After her mother died tragically, Pamela’s father threw himself into obsessing over how he was going to raise her. Though they prayed together every night, Pamela’s father micromanaged nearly every aspect of her life and kept her in a fundamentalist bubble. He determined that God’s will for her life was and wouldn’t let her date anyone until he hand-picks the first guy who comes to work for his archaic film ministry for her to hang out with. After being brainwashed all her life, Pamela goes along with it, even though this relationship has no substance, because she too must be the guardian of the fundamentalist-patriarchal flame.
Production Quality (0 points)
If you’re going to make a movie about patriarchal propaganda, the least you can do is make the production good. But no, Pamela’s Prayer sports a medieval production quality reminiscent of Bob Jones University’s Unusual Films (that’s not the only reason this movie is similar to those). It’s very cheap overall, including grainy video and audio quality, very pedestrian camera work, and an extremely clanky soundtrack that sounds like it was recorded in some tiny Bible Belt church (no offense). The sets and locations are severely limited (just like the minds of the writers), and there is absolutely no editing as the condensed life of an unsuspecting girl raised in a cult-like atmosphere is portrayed in just under sixty minutes. But that’s not all that’s wrong with this disaster.

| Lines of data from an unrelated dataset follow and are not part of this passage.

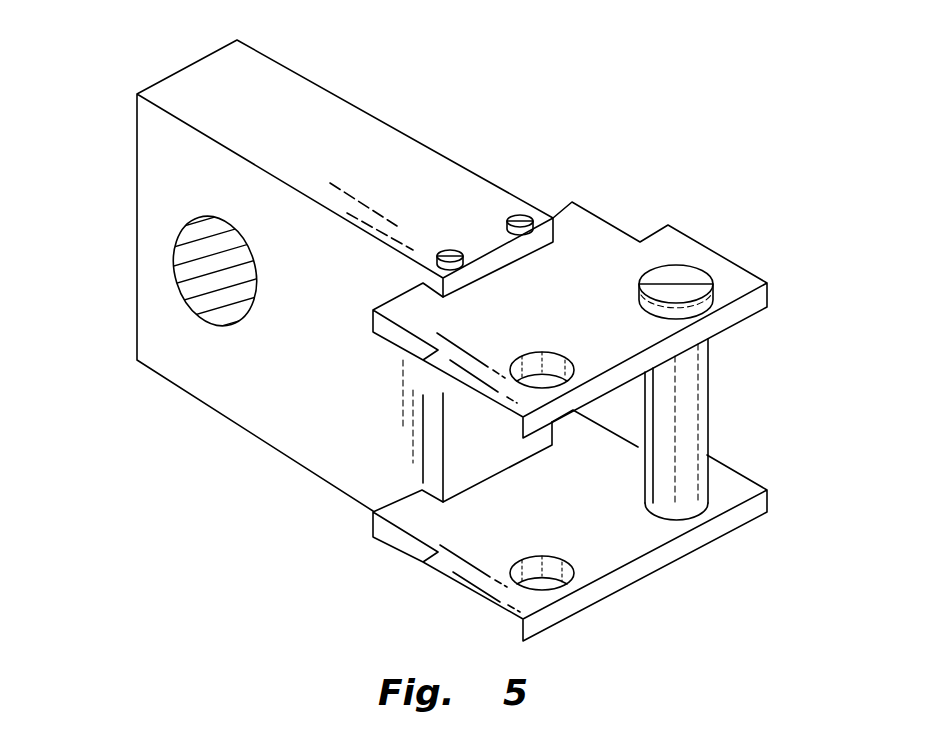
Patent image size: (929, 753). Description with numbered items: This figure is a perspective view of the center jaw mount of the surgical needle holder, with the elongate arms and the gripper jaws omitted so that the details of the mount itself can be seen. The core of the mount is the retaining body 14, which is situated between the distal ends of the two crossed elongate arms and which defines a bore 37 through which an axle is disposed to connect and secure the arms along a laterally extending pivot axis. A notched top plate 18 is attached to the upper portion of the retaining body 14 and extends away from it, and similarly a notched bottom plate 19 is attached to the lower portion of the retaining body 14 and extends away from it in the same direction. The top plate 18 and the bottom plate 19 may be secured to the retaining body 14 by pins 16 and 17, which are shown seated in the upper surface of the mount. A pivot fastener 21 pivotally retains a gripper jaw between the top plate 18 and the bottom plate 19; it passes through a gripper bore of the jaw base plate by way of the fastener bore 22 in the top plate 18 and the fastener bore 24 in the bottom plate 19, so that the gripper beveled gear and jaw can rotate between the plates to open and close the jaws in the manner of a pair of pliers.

The retaining body 14 is at (313, 147).
The pin 16 is at (450, 250).
The pin 17 is at (520, 215).
The notched top plate 18 is at (587, 237).
The notched bottom plate 19 is at (622, 545).
The pivot fastener 21 is at (682, 277).
The fastener bore 22 is at (557, 365).
The fastener bore 24 is at (562, 585).
The bore 37 is at (197, 297).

Plot and Storyline Quality (-1 points)
Pamela’s Prayer is not a fitting enough title, since this story is entirely centered around normalizing a creepy ideology of patriarchy that seeks to control every aspect of a girl’s life. Using completely empty and one-dimensional characters, including extremely perfect white Christians and very bad ‘worldly’ Christians (like Timothy Chey’s carnal Christians), the patriarchal worldview is shamelessly shoved down your throat. If you want people to convert to your cause, at least try to depict real people, not cardboard cutouts the spew talking points. also, try to actually write a realistic story that is accessible to most people, not some alternate universe portrayal of life. Nevertheless, this film is very legalistic propaganda that aggressively pushes an agenda and has no place in Christian entertainment. Hence, negative points are warranted.
Acting Quality (0 points)
Once again, the Christiano team shows us how to distribute propaganda in the worst fashion possible. Choosing the most extremely white and awkwardly stiff cast possible, they fed the cast members lines and made sure they looked like good little white Christians, and that was about it. Line delivery and emotional delivery are very wooden and robotic, but this was probably mission accomplished for the Christianos. Yet people wonder why people cringe at the thought of Christian films.
After watching a movie like this, one can only conclude that the people who push this sort of legalism on others also believe that those who are not perfect little white Christians cannot be redeemed or restored. The type of parenting that is portrayed in this film as good is exactly the reason why young people ‘fall away from Christianity’ or ‘lose their faith’. God didn’t tell Christian parents to keep their children in little fundamentalist bubbles all their lives or to micromanage every aspect of them, but to create a loving environment where the children learn Who God is (based on actions more than words) and how they can follow Him. Of course children need to be protected from harm and wrongdoing, but raising them in a cult-like atmosphere is equally detrimental. We need Christian families that actually care about each other, not dictate lists of specific rules to follow that are geared toward patriarchy and are designed to create little ‘perfect’ robots. If there’s one reason why a lot of people dislike Christianity, this movie embodies every aspect of it.